Possible FAA partial shutdown imminent
The Federal Aviation Administration could shut down parts of its operations if a budget stalemate isn't resolved.
Republican House members have upped the pressure on Democrats to preserve an anti-union measure in the agency’s pending funding legislation. Should lawmakers not pass the bill, the agency's funding would be cut off.
Rep. John Mica, R-Fla., chairman of the House Transportation and Infrastructure Committee, has insisted that the anti-union measure—which would make it harder for transportation industry workers to unionize—remain intact in the funding measure. With neither side giving ground, a stop in funding is a real possibility.
“Congress needs to stop playing games, work out its differences, and pass a clean FAA bill immediately. There is no excuse for not getting this done,” Transportation Secretary Ray LaHood said July 20. “Important programs and construction projects are at stake.

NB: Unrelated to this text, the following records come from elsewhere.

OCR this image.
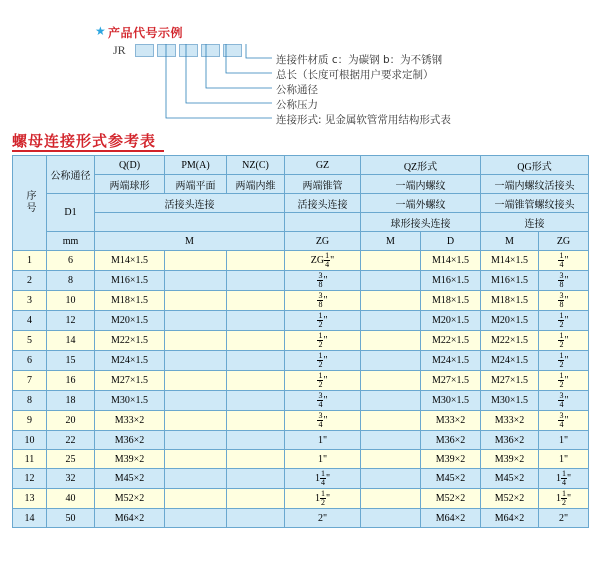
★ 产品代号示例
JR
连接件材质 c：为碳钢 b：为不锈钢
总长（长度可根据用户要求定制）
公称通径
公称压力
连接形式: 见金属软管常用结构形式表
螺母连接形式参考表
序号	公称通径	Q(D)	PM(A)	NZ(C)	GZ	QZ形式		QG形式	
		两端球形	两端平面	两端内维	两端锥管	一端内螺纹		一端内螺纹活接头	
	D1	活接头连接			活接头连接	一端外螺纹		一端锥管螺纹接头	
						球形接头连接		连接	
	mm	M			ZG	M	D	M	ZG
1	6	M14×1.5			ZG $\frac{1}{4}$ "		M14×1.5	M14×1.5	$\frac{1}{4}$ "
2	8	M16×1.5			$\frac{3}{8}$ "		M16×1.5	M16×1.5	$\frac{3}{8}$ "
3	10	M18×1.5			$\frac{3}{8}$ "		M18×1.5	M18×1.5	$\frac{3}{8}$ "
4	12	M20×1.5			$\frac{1}{2}$ "		M20×1.5	M20×1.5	$\frac{1}{2}$ "
5	14	M22×1.5			$\frac{1}{2}$ "		M22×1.5	M22×1.5	$\frac{1}{2}$ "
6	15	M24×1.5			$\frac{1}{2}$ "		M24×1.5	M24×1.5	$\frac{1}{2}$ "
7	16	M27×1.5			$\frac{1}{2}$ "		M27×1.5	M27×1.5	$\frac{1}{2}$ "
8	18	M30×1.5			$\frac{3}{4}$ "		M30×1.5	M30×1.5	$\frac{3}{4}$ "
9	20	M33×2			$\frac{3}{4}$ "		M33×2	M33×2	$\frac{3}{4}$ "
10	22	M36×2			1"		M36×2	M36×2	1"
11	25	M39×2			1"		M39×2	M39×2	1"
12	32	M45×2			$1 \frac{1}{4}$ "		M45×2	M45×2	$1 \frac{1}{4}$ "
13	40	M52×2			$1 \frac{1}{2}$ "		M52×2	M52×2	$1 \frac{1}{2}$ "
14	50	M64×2			2"		M64×2	M64×2	2"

This stalemate must be resolved.”
The growing skirmish over the obscure measure has been little noticed by the public or lawmakers alike against the vastly larger standoff over the historic, multitrillion dollar debt limit crisis gripping official Washington. But a new spending bill must be passed by the close of Fri., July 22, for the FAA to continue full operations. At midweek, compromise seemed unlikely in an escalating war of chessboard moves.
Mica recently added to his insistence on protecting the anti-union provision yet another provocative measure: He proposed cutting Essential Air Service funds for 13 rural airports, including three FAA facilities in Nevada, West Virginia and Montana.
Inevitably, Mica’s proposal is drawing the ire of three key Democratic lawmakers from those states, Senate Majority Leader Harry Reid, Senate Commerce Committee Chairman Jay Rockefeller, D-W.Va., Senate Finance Committee Chairman Max Baucus, D-Mont.—key committees in the funding and oversight of FAA.
“The Senate will not consider passing an FAA extension with policy riders that hurt small communities across the country," Rockefeller said. "By sending over a bill that can't pass the Senate, we risk shutting down our nation's aviation system.”
The bottom line is that a congressional failure to fund FAA would quickly impact some federal employees—but, short-term at least, not the flying public—or air traffic controllers, according to their union spokesperson.
“We would expect to be regarded as essential employees [if funding fails to come through],” Doug Church, a spokesman for the National Air Traffic Controllers Association, said. “We don’t have a lot of information about this. I don’t know what has been discussed, or any plans, if any are in place—on the FAA side of things—on this.”
“A short-term shutdown would be completely invisible to the public,” confirmed Dan Elwell, Vice President of civil aviation for the Aerospace Industries Association, noting that not only controllers but also inspectors and most other FAA employees—all but 4,000 of the agency’s entire workforce, in fact—would continue to work during any “shutdown.” In addition to being deemed essential, the majority of FAA employees are paid from the agency’s operations account, which would not be affected, at least in a brief shutdown.
Elwell added, however, that any break in needed funding would be very disruptive to agency business—especially to long-term work projects such as the agency’s primary modernization effort, NextGen—and should be avoided.
On Wed., July 20, in an almost strictly party-line vote (243-177), the House passed a short-term provision for funding FAA containing the cuts to EAS, virtually ensuring Senate rejection of the measure and a partial agency shutdown, starting this weekend.